Back on the road the first thing i noticed were all of the greenhouses. Loads of them, and everyone seemed to have a vegetable garden at their house. The further north we drove the taller the mountains got. After about 20 miles across the border another thing became apparent, Bosnia had not recovered as quickly as Croatia and it seemed maybe the Bosnians were not as well off as the Croats
Mostar was heavily damaged by the war. Unlike Croatia there were quite a few buildings that were just shells, only walls, no windows, no roof. There was a photo exhibit of the city after bombs were dropped on the city. The small Turkish Quarter was almost annihilated. They have done a wonderful job of reconstruction. Mostar is known for its bridge. The bridge was blown up so the Muslims could not access the more commercial side of the city to get food. The bridge has been rebuilt. They took great effort to recreate the original bridge. As it turned out Mostar is quite small, i probably should have caught the 3pm bus
It was about 2.5 hours from Mostar to Sarajevo. The drive was beautiful. Most of the drive followed a river. Bosnia has a large Muslim population. There were Mosques in every village.
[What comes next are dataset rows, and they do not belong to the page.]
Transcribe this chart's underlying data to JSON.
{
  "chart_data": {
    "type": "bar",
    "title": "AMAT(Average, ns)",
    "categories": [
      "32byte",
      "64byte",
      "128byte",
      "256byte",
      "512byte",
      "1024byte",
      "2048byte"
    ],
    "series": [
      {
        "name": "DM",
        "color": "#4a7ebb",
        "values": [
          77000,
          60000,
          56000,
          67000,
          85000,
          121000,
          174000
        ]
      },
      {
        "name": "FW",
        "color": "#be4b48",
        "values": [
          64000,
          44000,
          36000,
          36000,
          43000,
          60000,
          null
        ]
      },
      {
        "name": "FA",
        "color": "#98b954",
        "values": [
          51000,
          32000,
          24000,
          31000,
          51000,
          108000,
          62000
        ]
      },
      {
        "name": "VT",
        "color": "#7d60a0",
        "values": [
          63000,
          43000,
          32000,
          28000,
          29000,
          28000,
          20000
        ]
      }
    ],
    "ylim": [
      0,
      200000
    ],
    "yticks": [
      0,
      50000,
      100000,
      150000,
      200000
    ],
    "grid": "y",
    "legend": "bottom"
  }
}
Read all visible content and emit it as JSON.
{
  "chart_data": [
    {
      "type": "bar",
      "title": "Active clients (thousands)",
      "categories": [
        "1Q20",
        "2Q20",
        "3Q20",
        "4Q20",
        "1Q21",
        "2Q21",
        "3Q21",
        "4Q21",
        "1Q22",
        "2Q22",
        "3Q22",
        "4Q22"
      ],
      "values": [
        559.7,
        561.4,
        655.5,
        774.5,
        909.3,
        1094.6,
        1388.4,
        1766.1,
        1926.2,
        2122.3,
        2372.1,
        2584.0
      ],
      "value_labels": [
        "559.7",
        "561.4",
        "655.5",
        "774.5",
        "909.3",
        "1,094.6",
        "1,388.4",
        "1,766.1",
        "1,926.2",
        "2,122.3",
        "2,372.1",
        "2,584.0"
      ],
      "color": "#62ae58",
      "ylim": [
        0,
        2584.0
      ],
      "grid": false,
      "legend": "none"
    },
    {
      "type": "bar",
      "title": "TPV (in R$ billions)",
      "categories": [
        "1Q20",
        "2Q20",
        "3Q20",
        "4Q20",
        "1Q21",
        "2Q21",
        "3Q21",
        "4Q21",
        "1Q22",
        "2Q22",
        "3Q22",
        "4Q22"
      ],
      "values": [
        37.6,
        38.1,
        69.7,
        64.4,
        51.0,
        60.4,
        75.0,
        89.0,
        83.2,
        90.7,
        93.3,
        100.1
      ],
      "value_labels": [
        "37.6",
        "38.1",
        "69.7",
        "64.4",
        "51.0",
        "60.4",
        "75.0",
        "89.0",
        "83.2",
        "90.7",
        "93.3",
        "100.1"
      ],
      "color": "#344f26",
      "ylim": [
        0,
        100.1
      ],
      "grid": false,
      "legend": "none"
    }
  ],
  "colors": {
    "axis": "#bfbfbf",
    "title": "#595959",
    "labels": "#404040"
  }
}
Another interesting thing on the drive were the vendors along the side of the road. They were mostly selling fruits, veggies, and honey. But not both mind you. Here in Europe
I arrived into Sarajevo about 830pm. By the time we got to the bus station very few people were on the bus, and this time i had no translator. The platform where we parked was dark and dank. There was one lone person who had rooms to offer. I was like, i will take it! She took me to the train station next door to an office, so to speak. It was an old restaurant being converted to a travel agency. They only had a computer. The staff there was so nice. The lady was nice enough to let me check my email as there was a little problem back in Charlotte and i was anxious to check my email. I had read the Bosian people were very kind and that is very much the case. After using the computer the driver showed up to take me to the hostel. He spoke very little English and at this point I am a little apprehensive about getting in the car with him. But all was well, he was very kind. He gave me the tour during the 10 minute ride. He pointed out the Holiday Inn, which was where all the journalist stayed during the war. If you will recall during the Bosnian-Serbian conflict it was next to the Holiday Inn that was referred to as sniper alley. Remember all the TV footage of people running for their lives? When i mentioned sniper alley her was like yea, yea, bang, bang. Very Surreal. The damage from the war is ever present here. Numerous bombed out buildings and it seems almost every building has bullet and mortar damage.